O povo atinge a majestade quando consegue fazer de suas origens o insumo para sua transcendência. Pelé nunca deixou de ser povo e tornou-se Rei, ungido pelo gênio de Nelson Rodrigues (em crônica selecionada na antologia de Ruy Castro, À sombra das chuteiras imortais) e a carreira inigualável. Mas toda pessoa longeva acumula esqueletos no armário. Faz parte da sobrevivência e da precariedade humana. Não se costuma perdoar a longevidade, nesta terra do eterno presente. Gênio bom é gênio morto. Mas o bom da majestade legítima é essa escassez provocada pelo humano.
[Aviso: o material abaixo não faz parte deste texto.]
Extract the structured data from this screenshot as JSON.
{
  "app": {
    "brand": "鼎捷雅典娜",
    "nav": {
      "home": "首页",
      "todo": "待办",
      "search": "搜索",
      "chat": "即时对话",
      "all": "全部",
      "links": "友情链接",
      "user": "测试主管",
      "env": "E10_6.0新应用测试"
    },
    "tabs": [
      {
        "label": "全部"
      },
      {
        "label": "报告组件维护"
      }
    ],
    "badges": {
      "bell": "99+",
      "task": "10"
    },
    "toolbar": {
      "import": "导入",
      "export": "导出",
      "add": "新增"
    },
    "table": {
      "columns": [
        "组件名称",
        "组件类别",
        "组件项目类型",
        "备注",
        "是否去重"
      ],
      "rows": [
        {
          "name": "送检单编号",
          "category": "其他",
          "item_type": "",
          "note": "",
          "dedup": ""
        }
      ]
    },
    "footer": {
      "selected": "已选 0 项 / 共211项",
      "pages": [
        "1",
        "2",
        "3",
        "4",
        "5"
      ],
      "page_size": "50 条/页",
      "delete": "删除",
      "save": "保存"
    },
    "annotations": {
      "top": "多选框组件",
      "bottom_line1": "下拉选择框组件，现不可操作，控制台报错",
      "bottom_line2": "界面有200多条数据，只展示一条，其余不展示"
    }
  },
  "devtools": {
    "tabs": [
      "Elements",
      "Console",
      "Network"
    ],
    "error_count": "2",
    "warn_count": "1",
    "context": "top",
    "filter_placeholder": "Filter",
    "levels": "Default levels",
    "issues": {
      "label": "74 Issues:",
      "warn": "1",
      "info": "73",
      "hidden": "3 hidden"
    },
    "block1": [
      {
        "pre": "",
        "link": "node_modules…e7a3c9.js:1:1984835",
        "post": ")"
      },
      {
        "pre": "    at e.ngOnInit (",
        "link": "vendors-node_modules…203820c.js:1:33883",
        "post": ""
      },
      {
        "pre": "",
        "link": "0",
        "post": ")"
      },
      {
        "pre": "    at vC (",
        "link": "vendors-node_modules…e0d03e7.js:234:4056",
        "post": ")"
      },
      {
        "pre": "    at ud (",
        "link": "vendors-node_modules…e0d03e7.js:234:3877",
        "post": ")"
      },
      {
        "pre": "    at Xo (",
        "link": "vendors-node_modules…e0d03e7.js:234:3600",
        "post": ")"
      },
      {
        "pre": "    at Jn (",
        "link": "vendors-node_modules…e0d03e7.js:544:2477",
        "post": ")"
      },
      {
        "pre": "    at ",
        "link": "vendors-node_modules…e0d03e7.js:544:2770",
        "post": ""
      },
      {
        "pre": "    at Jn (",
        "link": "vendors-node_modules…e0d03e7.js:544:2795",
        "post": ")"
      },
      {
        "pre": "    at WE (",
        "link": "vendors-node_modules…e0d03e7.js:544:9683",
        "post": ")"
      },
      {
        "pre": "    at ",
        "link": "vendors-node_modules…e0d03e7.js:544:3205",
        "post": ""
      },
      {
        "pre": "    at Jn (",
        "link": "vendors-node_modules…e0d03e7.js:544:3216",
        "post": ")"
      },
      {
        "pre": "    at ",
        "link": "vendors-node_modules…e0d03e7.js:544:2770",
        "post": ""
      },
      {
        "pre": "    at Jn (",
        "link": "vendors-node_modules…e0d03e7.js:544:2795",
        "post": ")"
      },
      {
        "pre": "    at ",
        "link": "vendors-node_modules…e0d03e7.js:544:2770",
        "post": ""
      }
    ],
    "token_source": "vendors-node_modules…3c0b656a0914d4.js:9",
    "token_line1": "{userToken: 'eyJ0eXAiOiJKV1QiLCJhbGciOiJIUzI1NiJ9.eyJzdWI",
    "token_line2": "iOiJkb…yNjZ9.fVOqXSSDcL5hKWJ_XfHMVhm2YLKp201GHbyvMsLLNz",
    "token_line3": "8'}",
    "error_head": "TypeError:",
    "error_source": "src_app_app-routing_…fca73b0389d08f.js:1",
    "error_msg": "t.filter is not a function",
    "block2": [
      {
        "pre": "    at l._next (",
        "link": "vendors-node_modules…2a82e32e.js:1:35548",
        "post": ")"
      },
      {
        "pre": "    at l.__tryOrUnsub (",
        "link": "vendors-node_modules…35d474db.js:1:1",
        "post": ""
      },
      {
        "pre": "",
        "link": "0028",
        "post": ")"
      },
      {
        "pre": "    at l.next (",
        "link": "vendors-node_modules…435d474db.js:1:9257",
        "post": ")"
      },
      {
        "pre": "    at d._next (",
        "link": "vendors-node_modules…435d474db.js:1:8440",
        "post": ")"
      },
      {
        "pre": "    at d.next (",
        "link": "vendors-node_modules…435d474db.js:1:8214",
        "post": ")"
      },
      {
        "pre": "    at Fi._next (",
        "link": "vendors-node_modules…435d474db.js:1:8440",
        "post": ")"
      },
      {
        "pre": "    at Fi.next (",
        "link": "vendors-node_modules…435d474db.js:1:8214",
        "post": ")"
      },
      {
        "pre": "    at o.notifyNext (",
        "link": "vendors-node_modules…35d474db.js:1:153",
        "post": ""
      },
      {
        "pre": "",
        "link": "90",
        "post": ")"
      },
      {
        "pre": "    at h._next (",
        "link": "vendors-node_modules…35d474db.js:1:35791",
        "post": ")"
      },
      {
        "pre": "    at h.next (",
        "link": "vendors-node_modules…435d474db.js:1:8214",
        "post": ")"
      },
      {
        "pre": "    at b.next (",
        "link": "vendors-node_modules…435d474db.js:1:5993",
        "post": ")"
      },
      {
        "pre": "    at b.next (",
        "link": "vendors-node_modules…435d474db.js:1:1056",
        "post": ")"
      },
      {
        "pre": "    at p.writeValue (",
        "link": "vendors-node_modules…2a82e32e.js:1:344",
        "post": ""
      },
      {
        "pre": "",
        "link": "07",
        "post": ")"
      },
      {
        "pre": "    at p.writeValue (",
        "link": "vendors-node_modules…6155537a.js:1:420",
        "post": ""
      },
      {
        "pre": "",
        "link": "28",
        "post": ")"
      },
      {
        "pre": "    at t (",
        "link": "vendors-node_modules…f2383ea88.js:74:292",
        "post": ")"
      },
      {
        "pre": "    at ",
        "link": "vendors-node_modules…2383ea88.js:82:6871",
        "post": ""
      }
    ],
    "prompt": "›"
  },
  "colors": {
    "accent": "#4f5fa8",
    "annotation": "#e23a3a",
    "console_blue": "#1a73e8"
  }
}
Torna maior aquele risco de luz que é sua vida terrena.


TALENTO - Pelé encarna o mito do Brasil soberano. Nascido e criado na Era Vargas, levou para os gramados o talento que floresceu na infância escudada em políticas públicas para a educação e o esporte. Construiu a técnica definitiva no embate físico com os adversários. E exibiu a grandeza do seu movimento, representado pelo corpo cinzelado pela perfeição. No futebol, o jogador pensa desde antes de receber a bola, disse uma vez Pelé para os americanos, ao explicar porque não poderia jogar o falso futebol deles, aquele que é um embate entre brutamontes e é interrompido em cada segundo graças à burrice da porrada. A inteligência de Pelé foi alimentada pelos olhos que saltavam das órbitas, e que lhe davam total visão de campo; a antevisão do lance, por conhecer as possibilidades permitidas e as condições dos outros jogadores e do gramado; e objetividade diante do gol, o momento supremo em que o planejamento rápido como a luz é coroado depois de um insight decisivo. Pelé alternava o levante sem bola com o toque magistral que deslocava o centro do drama. Pois não é a bola que está em destaque, mas a intenção das equipes. É o imaginário que comanda a ação e não o contrário. Por isso era imprevisível, pois assumia o risco do improviso bem plantado em sua força física e na capacidade de raciocinar. Pelé é o doutorado do futebol. Cada partida é uma tese comprovada e cada drible é um argumento sem contestação.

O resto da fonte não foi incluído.